Last month on Sunday, December 21st, many of us were going to holiday parties or baking cookies. But not the Weekend Wanderers Detecting Club. They went out hunting for treasure with their metal detectors. One member, Paul Coleman, almost didn’t go, because the cost of gas was straining his budget. In fact, he had to persuade his adult son and his son’s friend to join him and contribute gas money. Considering the treasure they uncovered on their outing, it’s apparent they made the right choice.
The group searched for treasure in a farmer’s field in Buckinghamshire, England. Coleman made several sweeps with his detector—not finding anything. In fact, he was just about to leave and go search elsewhere when he heard a ping. Very carefully, he began to dig.
“I began digging and for about 20 minutes I hadn’t found anything. Then my hand hit something hard and I found some lead. I thought, “This has been a waste of time,” Coleman explained.
“But in the next mound of soil I moved, I saw a shiny disc and I knew instantly it was a coin. I bent down to pick it up and I could see lots of discs—one I identified as a Saxon coin. I couldn’t believe it.”
Luckily for Coleman, the Weekend Wanderers had come prepared. An archeologist had come along for the event to help identify and catalog any significant finds. The archeologist in attendance was Ros Tyrrell, the Finds Liaison Officer for Buckinghamshire. Tyrrell was able to confirm Coleman’s hypothesis that the astonishingly well-preserved coins were Anglo-Saxon immediately.
The hoard, which contains 5,251 silver coins, appears to be around 1,000 years old. Judging by the rulers featured on the coins, they were minted during the reigns of Ethelred the Unready (978-1016) and Canute (1016-1035). Archeologists think the coins were most likely minted at the nearby Buckingham Mint. Some numismatic experts estimate the immaculate coins could be worth close to $400 a piece, which would make the hoard worth a lot more than $1.5 million. In addition to what they already know, archeologists think there’s more to learn from this incredibly significant find.
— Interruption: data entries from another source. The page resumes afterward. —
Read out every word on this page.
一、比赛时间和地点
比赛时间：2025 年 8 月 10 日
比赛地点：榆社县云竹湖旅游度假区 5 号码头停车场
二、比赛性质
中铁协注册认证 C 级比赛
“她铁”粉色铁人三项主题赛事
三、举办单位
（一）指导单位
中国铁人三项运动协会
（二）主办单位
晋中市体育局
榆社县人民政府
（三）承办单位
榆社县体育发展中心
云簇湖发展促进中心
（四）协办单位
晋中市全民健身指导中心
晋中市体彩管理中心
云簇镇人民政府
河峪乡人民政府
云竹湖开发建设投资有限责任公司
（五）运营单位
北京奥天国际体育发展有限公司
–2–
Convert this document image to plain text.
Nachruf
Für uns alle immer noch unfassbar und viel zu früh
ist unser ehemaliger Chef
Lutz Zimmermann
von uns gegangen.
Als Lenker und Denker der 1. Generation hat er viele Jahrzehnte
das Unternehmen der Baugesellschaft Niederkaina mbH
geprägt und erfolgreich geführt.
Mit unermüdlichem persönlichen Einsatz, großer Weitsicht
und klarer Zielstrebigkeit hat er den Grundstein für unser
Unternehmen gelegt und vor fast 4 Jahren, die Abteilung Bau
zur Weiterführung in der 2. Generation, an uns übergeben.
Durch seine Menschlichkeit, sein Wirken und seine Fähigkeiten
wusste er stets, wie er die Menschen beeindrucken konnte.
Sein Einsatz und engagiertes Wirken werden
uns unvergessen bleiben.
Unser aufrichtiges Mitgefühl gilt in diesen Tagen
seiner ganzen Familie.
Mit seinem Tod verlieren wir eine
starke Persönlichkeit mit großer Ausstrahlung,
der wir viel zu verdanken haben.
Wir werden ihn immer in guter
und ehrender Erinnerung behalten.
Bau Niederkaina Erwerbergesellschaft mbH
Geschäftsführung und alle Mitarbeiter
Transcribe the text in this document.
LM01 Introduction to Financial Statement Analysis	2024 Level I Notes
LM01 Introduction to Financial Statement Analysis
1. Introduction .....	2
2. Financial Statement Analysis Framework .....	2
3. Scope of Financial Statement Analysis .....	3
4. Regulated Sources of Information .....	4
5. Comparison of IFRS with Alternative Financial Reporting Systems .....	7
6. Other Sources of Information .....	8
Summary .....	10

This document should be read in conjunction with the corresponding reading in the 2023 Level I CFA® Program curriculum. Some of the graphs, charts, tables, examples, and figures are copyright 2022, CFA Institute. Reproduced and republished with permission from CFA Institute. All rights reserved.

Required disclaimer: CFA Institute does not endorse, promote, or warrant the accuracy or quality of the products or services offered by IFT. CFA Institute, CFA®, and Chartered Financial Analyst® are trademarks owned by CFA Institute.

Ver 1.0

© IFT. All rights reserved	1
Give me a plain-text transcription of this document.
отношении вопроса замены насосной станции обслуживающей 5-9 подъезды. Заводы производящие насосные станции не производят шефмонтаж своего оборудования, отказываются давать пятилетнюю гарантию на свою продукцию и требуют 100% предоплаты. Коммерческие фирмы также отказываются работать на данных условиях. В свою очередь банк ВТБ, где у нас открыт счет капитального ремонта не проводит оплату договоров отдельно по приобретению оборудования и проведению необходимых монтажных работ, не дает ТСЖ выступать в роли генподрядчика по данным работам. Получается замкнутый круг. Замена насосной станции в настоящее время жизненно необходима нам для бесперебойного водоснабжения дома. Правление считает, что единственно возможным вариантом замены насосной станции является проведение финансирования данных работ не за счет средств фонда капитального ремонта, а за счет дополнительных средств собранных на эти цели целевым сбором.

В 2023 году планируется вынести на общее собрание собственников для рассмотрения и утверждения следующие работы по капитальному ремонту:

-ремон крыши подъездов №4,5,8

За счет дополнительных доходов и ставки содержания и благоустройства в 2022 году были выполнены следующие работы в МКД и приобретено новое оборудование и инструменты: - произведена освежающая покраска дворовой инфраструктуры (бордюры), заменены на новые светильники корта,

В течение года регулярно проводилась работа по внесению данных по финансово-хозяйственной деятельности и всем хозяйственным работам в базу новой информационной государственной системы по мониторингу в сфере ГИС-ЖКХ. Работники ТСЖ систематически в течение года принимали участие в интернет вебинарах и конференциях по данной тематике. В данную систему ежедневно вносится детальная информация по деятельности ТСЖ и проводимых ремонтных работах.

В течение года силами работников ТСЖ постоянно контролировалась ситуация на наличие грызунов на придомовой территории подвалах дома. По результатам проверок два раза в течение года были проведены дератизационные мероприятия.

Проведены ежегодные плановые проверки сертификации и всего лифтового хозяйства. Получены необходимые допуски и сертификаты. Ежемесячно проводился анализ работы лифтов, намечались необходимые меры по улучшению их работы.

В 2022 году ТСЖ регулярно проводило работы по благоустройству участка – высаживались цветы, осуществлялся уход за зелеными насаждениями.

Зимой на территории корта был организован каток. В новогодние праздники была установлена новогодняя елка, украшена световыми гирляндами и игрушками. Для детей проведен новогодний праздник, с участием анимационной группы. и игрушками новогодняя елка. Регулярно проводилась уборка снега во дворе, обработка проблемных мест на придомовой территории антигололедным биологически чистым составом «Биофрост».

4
“This is one of the largest hoards of Anglo-Saxon coins ever found in Britain,” a spokesman for the nearby Bucks County Museum stated. “…and when the coins have been properly identified and dated, we may be able to guess at why such a great treasure was buried.”
Experts are calling this find as significant as the discovery of 2009’s Staffordshire Hoard, which contained over 3,000 gold coins, garnets, and a number of other Anglo-Saxon items. The wonderful condition of the Buckinghamshire Hoard, coupled with its proper extraction, will make these coins a rich resource for history buffs all over the world for years to come.